Au Japon, le travail des seniors, réponse à la pénurie de main-d’œuvre

Publié le par Or gris : seniors acteurs des territoires, dans une société pour tous les âges

Selon un sondage réalisé pour le gouvernement nippon, deux Japonais sur trois de plus de 60 ans veulent continuer à travailler après 65 ans. Un résultat qui s’explique par la modicité des pensions de retraite. 

Travailler après la retraite n’a rien d’exceptionnel au Japon. Sur les chantiers, dans les usines ou les bureaux, il n’est pas rare de croiser des personnes de plus de 70, voire 80 ans. Un besoin vital pour un pays vieillissant, où le taux de chômage ne dépassait pas 2,2 % en juillet, avec 1,59 offre d’emploi par chômeur, voire 6 pour 1 dans des secteurs comme la construction ou la restauration.

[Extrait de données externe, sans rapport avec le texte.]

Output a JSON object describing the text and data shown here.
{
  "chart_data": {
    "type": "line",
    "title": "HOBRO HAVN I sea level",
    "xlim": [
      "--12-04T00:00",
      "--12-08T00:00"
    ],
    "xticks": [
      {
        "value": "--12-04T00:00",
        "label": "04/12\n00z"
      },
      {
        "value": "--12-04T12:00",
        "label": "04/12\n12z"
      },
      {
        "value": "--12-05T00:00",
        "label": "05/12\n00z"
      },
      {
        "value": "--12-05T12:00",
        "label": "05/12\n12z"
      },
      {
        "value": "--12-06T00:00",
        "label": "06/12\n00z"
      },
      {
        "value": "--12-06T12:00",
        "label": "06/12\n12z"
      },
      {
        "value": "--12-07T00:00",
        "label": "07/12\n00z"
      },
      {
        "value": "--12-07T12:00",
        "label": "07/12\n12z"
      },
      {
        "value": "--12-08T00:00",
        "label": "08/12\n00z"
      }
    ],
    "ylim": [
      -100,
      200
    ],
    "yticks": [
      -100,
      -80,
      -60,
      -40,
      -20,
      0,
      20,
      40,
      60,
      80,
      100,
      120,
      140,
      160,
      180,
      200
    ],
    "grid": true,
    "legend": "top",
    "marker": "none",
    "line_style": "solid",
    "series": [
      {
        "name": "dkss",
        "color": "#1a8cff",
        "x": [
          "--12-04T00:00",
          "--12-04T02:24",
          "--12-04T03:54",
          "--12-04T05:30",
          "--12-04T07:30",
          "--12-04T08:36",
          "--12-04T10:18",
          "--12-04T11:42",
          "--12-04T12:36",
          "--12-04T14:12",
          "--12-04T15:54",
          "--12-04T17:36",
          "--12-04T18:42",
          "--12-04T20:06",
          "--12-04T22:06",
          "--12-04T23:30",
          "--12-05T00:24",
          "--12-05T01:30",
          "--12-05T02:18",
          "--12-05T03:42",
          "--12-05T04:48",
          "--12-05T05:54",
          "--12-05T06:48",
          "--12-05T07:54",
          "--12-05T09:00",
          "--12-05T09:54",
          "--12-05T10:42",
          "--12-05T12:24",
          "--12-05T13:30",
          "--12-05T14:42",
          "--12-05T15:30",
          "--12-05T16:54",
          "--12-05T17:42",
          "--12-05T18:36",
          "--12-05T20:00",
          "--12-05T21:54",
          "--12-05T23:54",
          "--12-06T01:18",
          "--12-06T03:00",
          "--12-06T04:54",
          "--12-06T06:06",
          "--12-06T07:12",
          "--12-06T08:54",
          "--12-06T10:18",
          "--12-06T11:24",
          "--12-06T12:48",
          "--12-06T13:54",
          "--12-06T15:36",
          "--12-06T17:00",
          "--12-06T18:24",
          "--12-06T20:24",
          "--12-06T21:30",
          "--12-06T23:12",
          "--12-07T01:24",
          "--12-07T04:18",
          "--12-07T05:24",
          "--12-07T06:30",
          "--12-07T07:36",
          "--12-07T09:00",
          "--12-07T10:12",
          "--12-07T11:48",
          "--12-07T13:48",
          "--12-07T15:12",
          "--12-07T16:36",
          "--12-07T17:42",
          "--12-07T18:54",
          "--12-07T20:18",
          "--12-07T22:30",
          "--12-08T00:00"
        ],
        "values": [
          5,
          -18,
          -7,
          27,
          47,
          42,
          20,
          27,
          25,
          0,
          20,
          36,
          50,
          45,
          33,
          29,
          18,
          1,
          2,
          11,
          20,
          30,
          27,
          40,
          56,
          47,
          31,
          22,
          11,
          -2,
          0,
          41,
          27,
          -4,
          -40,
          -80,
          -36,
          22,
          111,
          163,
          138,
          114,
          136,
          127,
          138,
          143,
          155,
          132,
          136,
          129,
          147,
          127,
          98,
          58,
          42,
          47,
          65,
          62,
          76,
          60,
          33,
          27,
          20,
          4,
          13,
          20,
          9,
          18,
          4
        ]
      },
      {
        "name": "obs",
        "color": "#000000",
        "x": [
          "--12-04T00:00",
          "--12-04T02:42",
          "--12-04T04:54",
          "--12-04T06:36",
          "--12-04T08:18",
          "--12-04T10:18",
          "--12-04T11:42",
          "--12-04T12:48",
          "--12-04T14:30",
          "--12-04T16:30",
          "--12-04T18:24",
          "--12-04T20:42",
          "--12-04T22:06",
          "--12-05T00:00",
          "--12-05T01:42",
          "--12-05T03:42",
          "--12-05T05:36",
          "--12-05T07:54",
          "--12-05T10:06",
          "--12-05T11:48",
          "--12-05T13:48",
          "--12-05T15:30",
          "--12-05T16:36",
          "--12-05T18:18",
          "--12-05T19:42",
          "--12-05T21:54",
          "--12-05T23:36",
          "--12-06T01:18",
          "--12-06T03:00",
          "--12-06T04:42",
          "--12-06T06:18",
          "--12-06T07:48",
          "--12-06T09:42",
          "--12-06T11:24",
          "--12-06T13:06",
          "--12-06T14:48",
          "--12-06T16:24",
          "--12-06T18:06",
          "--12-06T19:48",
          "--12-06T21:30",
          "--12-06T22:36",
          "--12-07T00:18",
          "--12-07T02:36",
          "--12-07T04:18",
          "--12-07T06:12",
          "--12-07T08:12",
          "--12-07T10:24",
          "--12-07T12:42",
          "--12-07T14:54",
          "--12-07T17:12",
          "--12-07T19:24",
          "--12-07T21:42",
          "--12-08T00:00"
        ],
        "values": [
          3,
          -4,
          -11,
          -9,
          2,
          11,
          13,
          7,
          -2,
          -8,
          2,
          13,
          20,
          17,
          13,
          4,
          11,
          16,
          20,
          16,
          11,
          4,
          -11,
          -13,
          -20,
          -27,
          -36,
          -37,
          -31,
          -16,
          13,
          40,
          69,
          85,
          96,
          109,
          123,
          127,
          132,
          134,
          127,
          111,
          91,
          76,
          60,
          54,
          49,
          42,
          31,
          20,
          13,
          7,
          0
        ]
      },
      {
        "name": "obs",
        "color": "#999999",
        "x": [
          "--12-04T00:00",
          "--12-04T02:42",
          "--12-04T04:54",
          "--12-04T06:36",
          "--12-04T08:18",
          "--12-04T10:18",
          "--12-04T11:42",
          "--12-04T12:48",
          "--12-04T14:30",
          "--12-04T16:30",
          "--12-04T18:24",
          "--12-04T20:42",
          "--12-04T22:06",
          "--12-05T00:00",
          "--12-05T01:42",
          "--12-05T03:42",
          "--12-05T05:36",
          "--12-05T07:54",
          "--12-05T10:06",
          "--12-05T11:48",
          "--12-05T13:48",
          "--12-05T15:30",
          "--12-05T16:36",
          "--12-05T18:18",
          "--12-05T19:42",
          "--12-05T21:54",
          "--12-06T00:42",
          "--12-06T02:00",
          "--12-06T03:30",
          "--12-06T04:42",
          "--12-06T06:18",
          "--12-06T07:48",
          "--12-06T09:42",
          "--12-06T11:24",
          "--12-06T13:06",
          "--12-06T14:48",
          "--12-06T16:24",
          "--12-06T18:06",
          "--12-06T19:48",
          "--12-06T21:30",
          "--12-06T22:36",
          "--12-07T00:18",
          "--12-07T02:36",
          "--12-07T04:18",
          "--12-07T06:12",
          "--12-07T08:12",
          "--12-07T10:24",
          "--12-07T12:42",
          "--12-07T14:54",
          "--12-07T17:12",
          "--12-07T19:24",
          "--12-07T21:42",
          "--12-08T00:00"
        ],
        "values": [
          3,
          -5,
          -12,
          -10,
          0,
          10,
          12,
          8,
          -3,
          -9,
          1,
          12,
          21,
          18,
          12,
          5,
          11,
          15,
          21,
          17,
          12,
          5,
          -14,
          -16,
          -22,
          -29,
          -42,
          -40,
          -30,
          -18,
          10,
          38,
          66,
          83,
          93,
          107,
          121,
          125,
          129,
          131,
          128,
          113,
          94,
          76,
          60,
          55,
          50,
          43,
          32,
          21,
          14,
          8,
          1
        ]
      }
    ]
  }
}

Or, avantage pour l’Archipel, selon un sondage réalisé pour le gouvernement, deux Japonais sur trois de plus de 60 ans veulent continuer à travailler après 65 ans. Résultat, en 2017, le taux d’emploi des 65-69 ans atteignait 54,8 % chez les hommes et 35 % chez les femmes. Un record dans les pays de l’Organisation de coopération et de développement économiques (OCDE). Faire travailler les seniors permet donc de répondre, même partiellement, à une pénurie grandissante de main-d’œuvre.

Autre avantage, cela repousse le moment de la perception de la pension. Aujourd’hui, l’âge de la retraite est fixé à 60 ans – 65 ans dans la fonction publique depuis 2018. Celui de la perception de la pension à taux plein s’établit à 65 ans et pourrait passer à 70 ans. Considérant l’augmentation de la durée de vie, le gouvernement y réfléchit.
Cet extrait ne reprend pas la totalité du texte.